I’ve always had this habit, some might call it a pattern, of running away when I’m hurting.
Not physically running away, necessarily. More like emotionally retreating. I pull back, go quiet, close the doors of my heart, and pretend I’m okay when I’m anything but. And even when I’m surrounded by people who love me, I still feel alone in my pain.
For as long as I can remember, silence has been my coping mechanism. It's where I retreat to sort things out, to feel safe, to avoid explaining emotions I can barely understand myself. But here’s the thing: silence doesn’t always bring peace. Sometimes, silence is just a disguise for chaos. A mask I wear to keep people from seeing the storm inside.
I don’t always let people in. Not because I don’t trust them—but because I don’t know how. Vulnerability is scary. Saying “I’m not okay” feels like I’m dumping weight on someone else’s shoulders. I worry about being too much, or being seen as weak. So I stay quiet. I keep it together. I carry it alone.
But the truth is… I wish I didn’t.
I wish I knew how to say, “I’m not okay,” without feeling like a burden.
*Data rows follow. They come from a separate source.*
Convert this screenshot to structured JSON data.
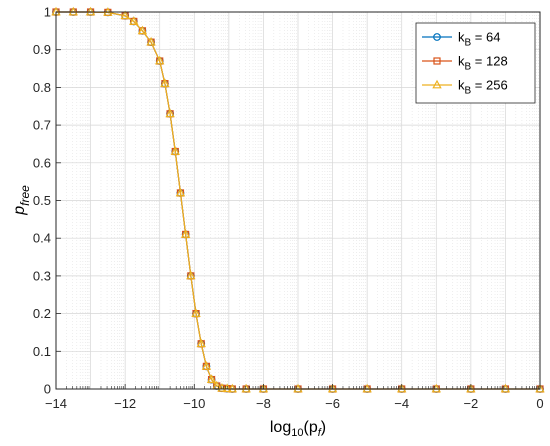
{
  "chart_data": {
    "type": "line",
    "xlabel": {
      "main": "log",
      "sub": "10",
      "paren_open": "(p",
      "paren_sub": "f",
      "paren_close": ")"
    },
    "ylabel": {
      "main": "p",
      "sub": "free"
    },
    "xlim": [
      -14,
      0
    ],
    "ylim": [
      0,
      1
    ],
    "x_ticks": [
      -14,
      -12,
      -10,
      -8,
      -6,
      -4,
      -2,
      0
    ],
    "x_tick_labels": [
      "−14",
      "−12",
      "−10",
      "−8",
      "−6",
      "−4",
      "−2",
      "0"
    ],
    "y_ticks": [
      0,
      0.1,
      0.2,
      0.3,
      0.4,
      0.5,
      0.6,
      0.7,
      0.8,
      0.9,
      1
    ],
    "y_tick_labels": [
      "0",
      "0.1",
      "0.2",
      "0.3",
      "0.4",
      "0.5",
      "0.6",
      "0.7",
      "0.8",
      "0.9",
      "1"
    ],
    "grid": true,
    "minor_grid": true,
    "legend_position": "top-right",
    "x": [
      -14,
      -13.5,
      -13,
      -12.5,
      -12,
      -11.75,
      -11.5,
      -11.25,
      -11,
      -10.85,
      -10.7,
      -10.55,
      -10.4,
      -10.25,
      -10.1,
      -9.95,
      -9.8,
      -9.65,
      -9.5,
      -9.35,
      -9.2,
      -9.05,
      -8.9,
      -8.5,
      -8,
      -7,
      -6,
      -5,
      -4,
      -3,
      -2,
      -1,
      0
    ],
    "series": [
      {
        "name_main": "k",
        "name_sub": "B",
        "name_rest": " = 64",
        "color": "#0072BD",
        "marker": "circle",
        "values": [
          1,
          1,
          1,
          0.999,
          0.99,
          0.975,
          0.95,
          0.92,
          0.87,
          0.81,
          0.73,
          0.63,
          0.52,
          0.41,
          0.3,
          0.2,
          0.12,
          0.06,
          0.025,
          0.008,
          0.002,
          0.001,
          0,
          0,
          0,
          0,
          0,
          0,
          0,
          0,
          0,
          0,
          0
        ]
      },
      {
        "name_main": "k",
        "name_sub": "B",
        "name_rest": " = 128",
        "color": "#D95319",
        "marker": "square",
        "values": [
          1,
          1,
          1,
          0.999,
          0.99,
          0.975,
          0.95,
          0.92,
          0.87,
          0.81,
          0.73,
          0.63,
          0.52,
          0.41,
          0.3,
          0.2,
          0.12,
          0.06,
          0.025,
          0.008,
          0.002,
          0.001,
          0,
          0,
          0,
          0,
          0,
          0,
          0,
          0,
          0,
          0,
          0
        ]
      },
      {
        "name_main": "k",
        "name_sub": "B",
        "name_rest": " = 256",
        "color": "#EDB120",
        "marker": "triangle",
        "values": [
          1,
          1,
          1,
          0.999,
          0.99,
          0.975,
          0.95,
          0.92,
          0.87,
          0.81,
          0.73,
          0.63,
          0.52,
          0.41,
          0.3,
          0.2,
          0.12,
          0.06,
          0.025,
          0.008,
          0.002,
          0.001,
          0,
          0,
          0,
          0,
          0,
          0,
          0,
          0,
          0,
          0,
          0
        ]
      }
    ]
  }
}
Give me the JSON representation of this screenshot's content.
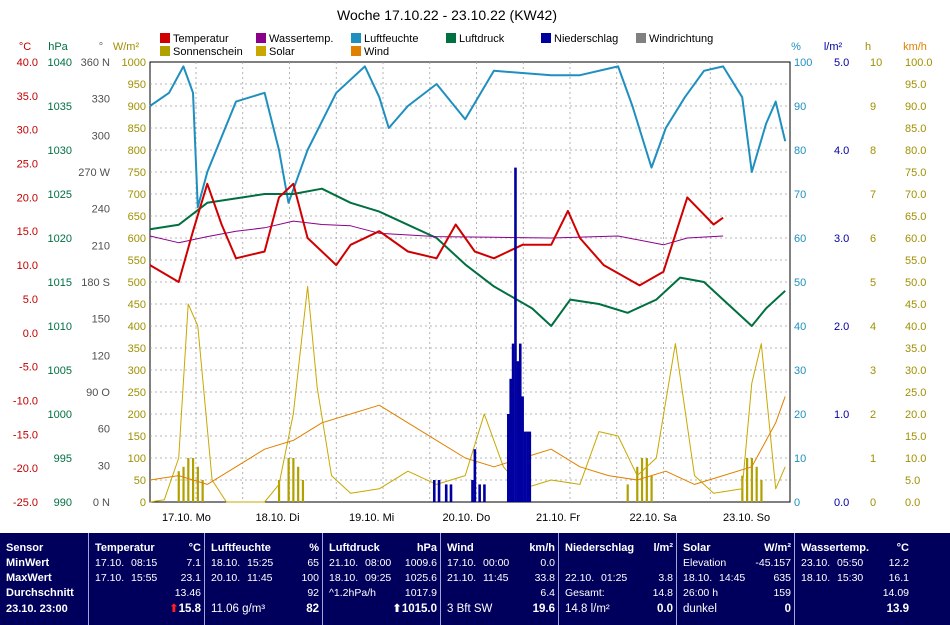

I wish I could believe that needing support doesn’t make me less strong. That speaking up is not selfish, it’s human. That I’m allowed to take up space in someone else’s heart, not just give it. That healing doesn’t always have to be a solo journey.
There’s still a lot I’m learning. But maybe the first step is this: admitting it here, in these words. Maybe the next step is letting just one person in. Not everyone, just someone who cares enough to listen.
If you’re reading this and it resonates with you, I hope you know you’re not alone. There are so many of us out there, quietly hurting behind smiles and silences. Maybe it's time we start unlearning the habit of hiding. Maybe it’s okay to say, “I’m struggling.”
Because being honest about our pain doesn’t make us a burden. It makes us brave.